The milestone saw Australia match the Chinese city of Shanghai, which houses a similar number of people in less than a thousandth of the space.
The Australian Bureau of Statistics (ABS) has mapped the growth in Australia’s population, starting at 5 million people in 1918 and rising to the present day.
The latest population figure of 24 million is drawn from the ABS population clock, which shows a projected rate of population growth based on 12-monthly population estimates.
It anticipates a population increase of one person every 91 seconds, based on known birth, death and migration rates.
Based on these rates Australia will reach a population of 25 million in 2018 and 50 million in 2086. By then the global population will have reached 10.6 billion, according to UN forecasts.
The ABS says migration made up more than half the population increase in the year to July 2015 – at 54 per cent – with birth rates dropping.
That figure is down from 2009, when overseas migration accounted for 66 per cent of the population growth.
The ABS says overseas migration overtook the birth rate as the main source of Australia’s population rate in 2006, two years after the former treasurer Peter Costello urged Australia couples to have “one for the father, one for the mother and one for the country”.
However, the fertility rate was barely boosted by Costello’s plea, showing only a marginal increase from 1.75 in 2004 to 1.8 in 2015 – a lower rate than New Zealand and the United Kingdom and significantly lower than Indonesia – which matches the global fertility rate at 2.5 – but a higher rate than Taiwan, Japan, China and Canada.
But Australia’s population of 24 million falls far short of early predictions. In the 1800s Australia was compared with the US and Melbourne, at the height of the gold rush, was known as ‘the Chicago of the south’.
Many dreamt that Australia might become a new America but the nation lacked the vast fertile plains of the mid-west and the life-giving giant rivers systems of the Mississippi and Missouri.
Yet, Australia remains the only nation to claim an entire continent.
About 28 per cent of Australians today were born overseas. In Britain, that proportion is 12 per cent. In the US it is it is 13 per cent and in Japan just 1 per cent.
According to demographer Bernard Salt by the time Australia reaches 30 million people, America will no longer be the world’s largest economy and India will have more people than China.

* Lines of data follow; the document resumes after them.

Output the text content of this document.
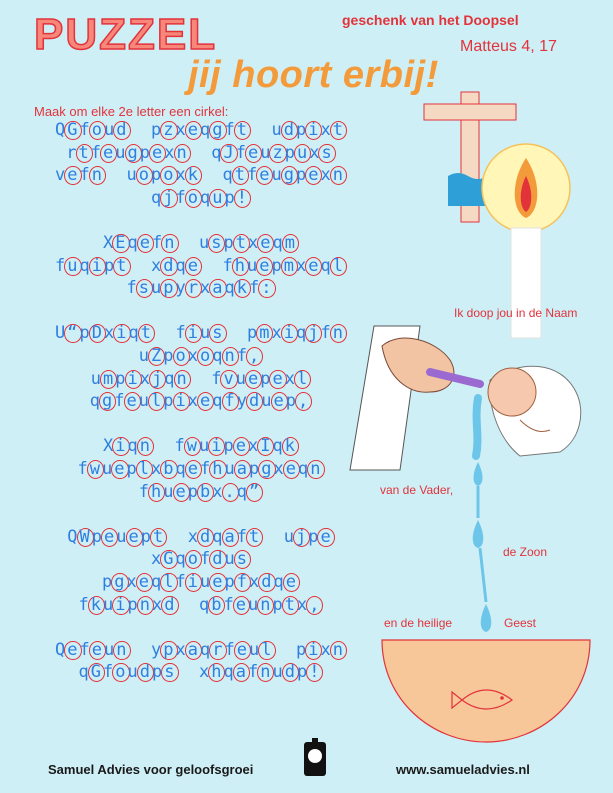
PUZZEL
jij hoort erbij!
geschenk van het Doopsel
Matteus 4, 17
Maak om elke 2e letter een cirkel:
QGfoud pzxeqgft udpixt
rtfeugpexn qJfeuzpuxs
vefn uopoxk qtfeugpexn
qjfoqup!
XEqefn usptxeqm
fuqipt xdqe fhuepmxeql
fsupyrxaqkf:
U“pDxiqt fius pmxiqjfn
uZpoxoqnf,
umpixjqn fvuepexl
qgfeulpixeqfyduep,
Xiqn fwuipexIqk
fwueplxbqefhuapgxeqn
fhuepbx.q”
QWpeuept xdqaft ujpe
xGqofdus
pgxeqlfiuepfxdqe
fkuipnxd qbfeunptx,
Qefeun ypxaqrfeul pixn
qGfoudps xhqafnudp!
Ik doop jou in de Naam
van de Vader,
de Zoon
en de heilige	Geest
Samuel Advies voor geloofsgroei	www.samueladvies.nl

“We might even have an Australian Prime Minister or president of Asian, Indian or Middle Eastern heritage,” Mr Salt said.
“By 50 million, the Hong Kong-Shenzhen conurbation, in Perth’s time zone, could well rival New York as the world’s most powerful business city,” he said.
“By 60 million, the baby boom and even the idea of Australia being remote from the centre of global power might all seem like curiosities from a bygone era,” Mr Salt said.